Beyond the concern of unwarranted deductions, some students are worried their landlords may never refund their security deposits at all.
LSA junior Wajeeha Shuttari has been unsuccessful at getting her security deposit back. Shuttari and her former roommates, whose lease ended last August, have yet to get their $1,200 security deposit from their former landlord. A few weeks ago, she called the landlord to ask for the deposit but said her landlord brushed her concern aside, leaving her frustrated and without the deposit.
One of the factors she said played a part in the debacle is that her and her roommates never received a copy of the lease, preventing her from knowing what the lease said about security deposit return policies like forwarding her deposit to her new address.
“I want students to make sure they have a copy of the lease,” Shuttari advised. To better ensure the security deposit return runs smoothly, Lewis said students must provide an address where the deposit can be sent to the tenant upon moving out. This must be completed within four days of moving out of the housing unit. Once this phase is complete, the landlord has 30 days to either return the security deposit or send a written statement explaining why he is deducting money from the deposit. If a tenant receives a list of deductions, he then has seven days to respond with objections. If there are objections, the landlord then has a total of 45 days from the date of moving out to either sue the tenant in small claims court or reach an agreement with the tenant, Lewis said.
Lewis added that students frequently think they cannot pay the last month’s rent and instead rely on the security deposit to cover the rent. This is not a strictly legitimate practice unless the landlord agrees to this, although most do not because they want to have the full security deposit in case they need to make repairs to the apartment that would be deducted from the deposit.

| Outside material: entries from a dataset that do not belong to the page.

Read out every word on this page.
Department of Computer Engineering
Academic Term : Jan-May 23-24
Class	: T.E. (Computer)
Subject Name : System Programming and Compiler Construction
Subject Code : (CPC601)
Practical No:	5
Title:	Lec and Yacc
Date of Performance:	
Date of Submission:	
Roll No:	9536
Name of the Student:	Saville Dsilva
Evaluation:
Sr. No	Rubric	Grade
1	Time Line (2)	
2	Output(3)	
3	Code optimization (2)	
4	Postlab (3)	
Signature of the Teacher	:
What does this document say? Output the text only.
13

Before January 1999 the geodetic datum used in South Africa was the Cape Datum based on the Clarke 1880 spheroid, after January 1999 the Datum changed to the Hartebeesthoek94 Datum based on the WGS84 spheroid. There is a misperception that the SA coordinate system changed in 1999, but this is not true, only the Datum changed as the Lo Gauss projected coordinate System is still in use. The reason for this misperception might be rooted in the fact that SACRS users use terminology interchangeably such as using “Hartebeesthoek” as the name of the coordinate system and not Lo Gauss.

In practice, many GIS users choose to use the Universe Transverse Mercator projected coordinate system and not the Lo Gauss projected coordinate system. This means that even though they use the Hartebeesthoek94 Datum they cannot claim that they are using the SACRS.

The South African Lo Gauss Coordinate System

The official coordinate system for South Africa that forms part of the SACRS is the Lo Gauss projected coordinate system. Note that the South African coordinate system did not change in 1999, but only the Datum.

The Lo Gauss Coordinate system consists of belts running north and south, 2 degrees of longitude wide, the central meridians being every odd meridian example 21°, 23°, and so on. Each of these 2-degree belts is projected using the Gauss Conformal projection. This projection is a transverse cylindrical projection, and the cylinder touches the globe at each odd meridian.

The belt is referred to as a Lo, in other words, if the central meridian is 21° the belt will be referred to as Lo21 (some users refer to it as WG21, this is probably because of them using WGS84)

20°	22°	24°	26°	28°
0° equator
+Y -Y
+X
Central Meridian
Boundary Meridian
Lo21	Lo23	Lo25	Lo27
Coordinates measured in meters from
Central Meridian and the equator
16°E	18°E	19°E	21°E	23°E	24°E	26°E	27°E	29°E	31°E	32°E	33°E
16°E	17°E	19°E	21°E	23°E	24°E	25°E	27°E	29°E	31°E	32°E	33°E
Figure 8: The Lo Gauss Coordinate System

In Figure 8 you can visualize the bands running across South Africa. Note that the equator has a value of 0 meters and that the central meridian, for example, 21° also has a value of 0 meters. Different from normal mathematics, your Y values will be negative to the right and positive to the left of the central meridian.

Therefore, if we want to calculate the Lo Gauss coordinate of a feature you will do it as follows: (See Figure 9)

Students often do not realize they are allowed to withhold rent if the landlord fails to make housing repairs after he has been notified in writing and given a reasonable amount of time to fix the problem, Lewis said. The tenant is not obligated to pay full rent if the documented repairs are not made. Lewis warns this may not be as easy as it seems. Landlords who contest the claims can sue the tenant in court, where a judge will decide who is at fault and if withholding rent was warranted.
If the tenant does not want to withhold rent, he can deduct and repair. This is when the tenant tells the landlord in advance that he will make the minor repairs himself and then bills the landlord for the repairs or deducts the cost of the repairs from his rent.